15. So far as the multiplier is concerned, appropriate multiplier as indicated by this Court in Bhagawandas case, 1987 (2) ALT 137, basing on the age of the deceased is 10. However, from the evidence of PW1 and also Exs. A4, A5, A7, A8 and A10, it is clear that the deceased was a qualified teacher and at the time of his death, he was working as Headmaster in the Upper Primary School and there is every possibility of his getting promotion and at any rate, it cannot be denied that there would be definite hike in his salary by the revised pay scales and the yearly increments. Hence, this is a fit case where future prospects of the deceased must be taken into consideration for awarding the just and reasonable compensation to the claimants and to increase the multiplier atleast by one point. Accordingly, instead of multiplier 10, I deem it appropriate to apply multiplier 11 following the decision of a Division Bench of this Court in APSRTC v. Jana Bai and Ors., : 2001(4)ALT538 .

16. In the circumstances, if the annual contribution of the deceased as assessed above is multiplied by 11, the loss of dependency would come to Rs. 2,94,000/-(2000x12x11).

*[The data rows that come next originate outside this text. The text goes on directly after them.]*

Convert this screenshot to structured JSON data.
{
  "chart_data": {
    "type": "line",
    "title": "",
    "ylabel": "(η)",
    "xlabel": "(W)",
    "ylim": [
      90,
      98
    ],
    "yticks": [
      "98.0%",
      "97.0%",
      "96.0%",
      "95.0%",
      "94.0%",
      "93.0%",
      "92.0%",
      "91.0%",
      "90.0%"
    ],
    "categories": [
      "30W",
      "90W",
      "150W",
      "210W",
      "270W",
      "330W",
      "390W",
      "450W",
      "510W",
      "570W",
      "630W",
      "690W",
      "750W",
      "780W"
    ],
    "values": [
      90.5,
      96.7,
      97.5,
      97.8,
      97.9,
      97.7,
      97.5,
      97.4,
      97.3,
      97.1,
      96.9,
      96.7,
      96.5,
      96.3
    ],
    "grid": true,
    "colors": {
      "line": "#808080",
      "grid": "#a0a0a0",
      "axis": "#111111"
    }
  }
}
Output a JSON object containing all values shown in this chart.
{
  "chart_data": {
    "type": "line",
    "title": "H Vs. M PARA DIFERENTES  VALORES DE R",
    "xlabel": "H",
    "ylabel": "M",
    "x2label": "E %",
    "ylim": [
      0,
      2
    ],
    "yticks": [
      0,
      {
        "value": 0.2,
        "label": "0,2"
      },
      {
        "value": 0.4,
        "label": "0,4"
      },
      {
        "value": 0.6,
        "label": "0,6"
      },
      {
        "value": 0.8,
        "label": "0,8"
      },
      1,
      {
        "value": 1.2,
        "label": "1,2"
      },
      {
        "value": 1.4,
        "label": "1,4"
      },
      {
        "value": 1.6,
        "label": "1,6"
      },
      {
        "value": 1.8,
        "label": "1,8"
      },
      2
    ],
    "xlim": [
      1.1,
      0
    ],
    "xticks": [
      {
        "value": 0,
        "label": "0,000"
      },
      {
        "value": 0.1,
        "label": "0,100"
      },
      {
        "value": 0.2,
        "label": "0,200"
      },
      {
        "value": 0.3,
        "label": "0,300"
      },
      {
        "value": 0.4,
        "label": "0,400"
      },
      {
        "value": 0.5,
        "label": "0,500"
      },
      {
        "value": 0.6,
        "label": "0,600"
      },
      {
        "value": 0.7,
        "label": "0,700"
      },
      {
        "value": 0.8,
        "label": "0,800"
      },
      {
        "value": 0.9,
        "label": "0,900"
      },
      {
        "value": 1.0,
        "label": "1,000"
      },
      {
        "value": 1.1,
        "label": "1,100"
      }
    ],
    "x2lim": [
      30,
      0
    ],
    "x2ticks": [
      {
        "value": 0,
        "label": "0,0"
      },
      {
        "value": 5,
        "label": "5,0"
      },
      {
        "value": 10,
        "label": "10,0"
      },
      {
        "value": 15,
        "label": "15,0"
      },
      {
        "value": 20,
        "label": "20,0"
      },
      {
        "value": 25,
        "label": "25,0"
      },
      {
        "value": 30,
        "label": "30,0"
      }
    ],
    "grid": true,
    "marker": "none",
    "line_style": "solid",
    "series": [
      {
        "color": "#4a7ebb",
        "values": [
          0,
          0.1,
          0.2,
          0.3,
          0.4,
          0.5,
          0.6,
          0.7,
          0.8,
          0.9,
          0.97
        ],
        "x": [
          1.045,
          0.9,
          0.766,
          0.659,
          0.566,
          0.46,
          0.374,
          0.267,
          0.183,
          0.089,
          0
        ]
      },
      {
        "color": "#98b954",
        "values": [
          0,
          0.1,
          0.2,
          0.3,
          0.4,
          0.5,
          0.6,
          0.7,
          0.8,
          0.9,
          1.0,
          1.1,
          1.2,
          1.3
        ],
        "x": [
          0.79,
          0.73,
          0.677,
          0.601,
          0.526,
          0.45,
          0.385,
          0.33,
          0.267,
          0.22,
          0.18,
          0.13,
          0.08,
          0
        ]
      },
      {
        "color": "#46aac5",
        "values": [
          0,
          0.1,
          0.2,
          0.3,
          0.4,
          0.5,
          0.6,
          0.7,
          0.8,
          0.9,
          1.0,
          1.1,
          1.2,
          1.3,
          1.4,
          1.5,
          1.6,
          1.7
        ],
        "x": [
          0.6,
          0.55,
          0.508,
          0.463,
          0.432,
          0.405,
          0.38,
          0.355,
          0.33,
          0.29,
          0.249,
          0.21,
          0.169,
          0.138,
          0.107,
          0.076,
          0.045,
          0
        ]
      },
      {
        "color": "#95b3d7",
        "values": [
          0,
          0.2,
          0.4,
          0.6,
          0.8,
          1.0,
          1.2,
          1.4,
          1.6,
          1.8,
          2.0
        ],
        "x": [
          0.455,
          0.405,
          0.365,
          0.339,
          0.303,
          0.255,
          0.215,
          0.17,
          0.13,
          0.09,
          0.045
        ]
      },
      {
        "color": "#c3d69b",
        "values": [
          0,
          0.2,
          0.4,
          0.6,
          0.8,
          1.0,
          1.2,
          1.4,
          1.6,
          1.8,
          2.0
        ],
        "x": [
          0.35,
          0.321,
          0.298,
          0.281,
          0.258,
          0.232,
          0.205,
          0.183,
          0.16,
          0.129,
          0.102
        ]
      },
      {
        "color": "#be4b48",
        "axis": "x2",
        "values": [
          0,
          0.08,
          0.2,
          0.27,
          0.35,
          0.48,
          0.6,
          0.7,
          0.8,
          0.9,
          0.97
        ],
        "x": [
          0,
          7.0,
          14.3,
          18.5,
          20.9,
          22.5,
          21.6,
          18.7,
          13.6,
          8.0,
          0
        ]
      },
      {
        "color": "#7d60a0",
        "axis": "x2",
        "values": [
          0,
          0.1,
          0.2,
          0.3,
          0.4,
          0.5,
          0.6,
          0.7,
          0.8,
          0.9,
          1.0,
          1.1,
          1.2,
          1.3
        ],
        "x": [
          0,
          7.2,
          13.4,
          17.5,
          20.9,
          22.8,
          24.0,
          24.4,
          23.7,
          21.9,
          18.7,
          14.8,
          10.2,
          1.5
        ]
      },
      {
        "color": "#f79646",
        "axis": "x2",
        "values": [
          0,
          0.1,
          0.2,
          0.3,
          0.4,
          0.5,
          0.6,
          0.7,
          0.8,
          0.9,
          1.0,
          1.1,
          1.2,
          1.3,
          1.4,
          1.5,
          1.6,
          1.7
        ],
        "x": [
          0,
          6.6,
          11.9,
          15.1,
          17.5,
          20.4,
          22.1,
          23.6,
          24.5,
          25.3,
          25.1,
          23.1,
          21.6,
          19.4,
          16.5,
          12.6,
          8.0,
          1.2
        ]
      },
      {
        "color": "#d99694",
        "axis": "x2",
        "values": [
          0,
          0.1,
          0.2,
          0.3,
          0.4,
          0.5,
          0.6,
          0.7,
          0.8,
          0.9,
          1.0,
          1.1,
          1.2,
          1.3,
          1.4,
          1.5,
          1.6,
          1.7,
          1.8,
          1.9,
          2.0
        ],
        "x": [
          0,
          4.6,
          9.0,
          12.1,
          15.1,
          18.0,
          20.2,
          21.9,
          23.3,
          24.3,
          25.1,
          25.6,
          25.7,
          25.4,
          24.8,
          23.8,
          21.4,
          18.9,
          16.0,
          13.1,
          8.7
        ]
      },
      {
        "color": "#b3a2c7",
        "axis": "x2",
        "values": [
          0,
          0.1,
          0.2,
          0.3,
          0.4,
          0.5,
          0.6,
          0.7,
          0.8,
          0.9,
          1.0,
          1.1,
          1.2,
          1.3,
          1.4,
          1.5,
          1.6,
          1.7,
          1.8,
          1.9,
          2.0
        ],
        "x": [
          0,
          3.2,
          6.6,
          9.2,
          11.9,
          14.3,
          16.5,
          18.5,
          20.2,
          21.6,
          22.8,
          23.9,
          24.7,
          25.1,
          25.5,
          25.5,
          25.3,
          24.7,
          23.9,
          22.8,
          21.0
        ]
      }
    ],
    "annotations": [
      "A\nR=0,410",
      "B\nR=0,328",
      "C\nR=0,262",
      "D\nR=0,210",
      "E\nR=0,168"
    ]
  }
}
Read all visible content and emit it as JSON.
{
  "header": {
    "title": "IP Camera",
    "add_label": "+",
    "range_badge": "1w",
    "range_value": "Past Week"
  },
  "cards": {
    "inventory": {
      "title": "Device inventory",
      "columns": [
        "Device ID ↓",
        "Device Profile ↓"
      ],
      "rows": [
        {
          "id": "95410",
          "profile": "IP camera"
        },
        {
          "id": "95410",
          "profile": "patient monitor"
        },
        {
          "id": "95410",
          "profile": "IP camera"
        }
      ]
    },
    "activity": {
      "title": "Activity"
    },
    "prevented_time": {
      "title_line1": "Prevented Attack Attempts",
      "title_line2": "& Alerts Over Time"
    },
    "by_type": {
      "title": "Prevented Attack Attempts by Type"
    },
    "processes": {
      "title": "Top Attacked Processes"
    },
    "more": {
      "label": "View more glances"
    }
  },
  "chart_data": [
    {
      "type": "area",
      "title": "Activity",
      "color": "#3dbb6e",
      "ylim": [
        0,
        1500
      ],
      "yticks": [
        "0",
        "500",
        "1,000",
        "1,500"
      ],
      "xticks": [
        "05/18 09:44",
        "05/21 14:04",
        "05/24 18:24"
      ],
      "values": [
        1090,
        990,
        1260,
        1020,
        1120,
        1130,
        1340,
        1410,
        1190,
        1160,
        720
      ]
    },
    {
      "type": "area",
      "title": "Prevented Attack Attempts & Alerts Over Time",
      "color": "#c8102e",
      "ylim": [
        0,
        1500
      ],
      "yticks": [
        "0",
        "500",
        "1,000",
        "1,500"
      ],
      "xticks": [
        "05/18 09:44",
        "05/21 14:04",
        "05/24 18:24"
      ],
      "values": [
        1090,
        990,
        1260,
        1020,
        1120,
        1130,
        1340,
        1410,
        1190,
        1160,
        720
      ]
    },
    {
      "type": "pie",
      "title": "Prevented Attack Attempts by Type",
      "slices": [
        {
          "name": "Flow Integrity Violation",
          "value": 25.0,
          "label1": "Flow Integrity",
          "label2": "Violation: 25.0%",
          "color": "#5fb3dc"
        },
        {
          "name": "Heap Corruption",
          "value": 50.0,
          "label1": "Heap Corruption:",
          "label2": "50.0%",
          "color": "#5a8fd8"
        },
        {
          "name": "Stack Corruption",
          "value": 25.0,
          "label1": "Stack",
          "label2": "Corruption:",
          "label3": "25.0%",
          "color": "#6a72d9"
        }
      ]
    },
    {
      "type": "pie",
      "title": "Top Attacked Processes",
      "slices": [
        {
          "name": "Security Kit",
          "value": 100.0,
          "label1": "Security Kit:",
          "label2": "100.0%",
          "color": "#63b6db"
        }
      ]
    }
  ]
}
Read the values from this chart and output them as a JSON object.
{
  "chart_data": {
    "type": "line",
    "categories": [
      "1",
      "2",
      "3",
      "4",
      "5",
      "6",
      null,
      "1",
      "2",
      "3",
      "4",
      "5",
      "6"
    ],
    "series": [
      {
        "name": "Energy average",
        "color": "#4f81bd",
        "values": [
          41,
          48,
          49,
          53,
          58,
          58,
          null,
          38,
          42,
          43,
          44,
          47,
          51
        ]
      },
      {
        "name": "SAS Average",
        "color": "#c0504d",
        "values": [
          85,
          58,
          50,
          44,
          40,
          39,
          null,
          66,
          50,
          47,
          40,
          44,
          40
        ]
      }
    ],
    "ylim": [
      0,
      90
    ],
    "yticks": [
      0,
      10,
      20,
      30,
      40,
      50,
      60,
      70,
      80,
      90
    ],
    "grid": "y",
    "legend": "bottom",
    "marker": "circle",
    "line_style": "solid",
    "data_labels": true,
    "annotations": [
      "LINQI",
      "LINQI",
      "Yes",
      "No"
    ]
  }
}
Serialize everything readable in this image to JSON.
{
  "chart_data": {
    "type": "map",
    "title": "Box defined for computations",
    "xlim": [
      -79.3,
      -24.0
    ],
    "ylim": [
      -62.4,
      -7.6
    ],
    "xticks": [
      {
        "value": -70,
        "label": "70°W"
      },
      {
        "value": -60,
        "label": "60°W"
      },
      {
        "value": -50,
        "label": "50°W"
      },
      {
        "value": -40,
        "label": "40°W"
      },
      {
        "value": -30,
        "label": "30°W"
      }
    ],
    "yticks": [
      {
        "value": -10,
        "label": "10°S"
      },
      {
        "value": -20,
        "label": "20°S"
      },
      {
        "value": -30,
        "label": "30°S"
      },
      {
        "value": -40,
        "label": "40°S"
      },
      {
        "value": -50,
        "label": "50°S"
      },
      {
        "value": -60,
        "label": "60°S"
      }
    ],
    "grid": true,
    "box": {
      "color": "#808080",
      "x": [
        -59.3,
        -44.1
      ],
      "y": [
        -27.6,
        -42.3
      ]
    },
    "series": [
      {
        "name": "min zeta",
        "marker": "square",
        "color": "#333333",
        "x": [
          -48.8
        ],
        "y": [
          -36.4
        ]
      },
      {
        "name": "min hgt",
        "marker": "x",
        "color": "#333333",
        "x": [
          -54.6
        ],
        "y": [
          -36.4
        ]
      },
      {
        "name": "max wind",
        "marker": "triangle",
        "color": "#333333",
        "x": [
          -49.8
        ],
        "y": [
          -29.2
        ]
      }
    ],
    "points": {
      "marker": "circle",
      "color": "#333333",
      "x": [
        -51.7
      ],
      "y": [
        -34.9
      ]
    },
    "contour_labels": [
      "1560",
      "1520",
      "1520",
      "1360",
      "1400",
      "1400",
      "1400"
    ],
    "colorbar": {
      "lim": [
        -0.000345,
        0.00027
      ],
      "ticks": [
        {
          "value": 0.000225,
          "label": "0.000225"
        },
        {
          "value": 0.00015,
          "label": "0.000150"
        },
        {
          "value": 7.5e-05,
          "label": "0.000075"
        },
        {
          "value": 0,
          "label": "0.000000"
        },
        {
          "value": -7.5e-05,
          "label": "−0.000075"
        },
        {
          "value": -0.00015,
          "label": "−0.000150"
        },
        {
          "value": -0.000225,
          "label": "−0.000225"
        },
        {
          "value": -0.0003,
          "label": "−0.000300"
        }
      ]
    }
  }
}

17. It is also noted that the Tribunal below has not awarded any amount to the 1st claimant towards loss of consortium. Taking into consideration the age of the 1st claimant, 1 am of the view that a sum of Rs. 15,000/- has to be awarded towards loss of consortium. The Tribunal has rightly awarded Rs. 15,000/- towards loss of estate. Therefore, I hold that the claimants are entitled for the following amounts under different heads towards compensation:

(1) Towards loss of dependency Rs. 2,64,000/-

(2) Towards loss of consortium Rs. 15,000/-

(3) Towards loss of estate Rs. 15,000/-.

18. Thus, the total amount of compensation comes to Rs. 2,94,000/-. Accordingly, I hold that the appellants are entitled to compensation of Rs. 2,94,000/-instead of Rs. 2,07,000/- awarded by the Tribunal. It is made clear that the enhanced compensation awarded in this appeal shall carry interest at the rate of 9 % from the date of petition til the date of realization as awarded by the Tribunal.

19. Out of the enhanced amount the 1st appellant shall be entitled exclusively for Rs. 15,000/- awarded towards loss of consortium. The balance shall be apportioned among all the appellants equally.

20. Accordingly, the appeal is allowed in part to the extent indicated above. No costs.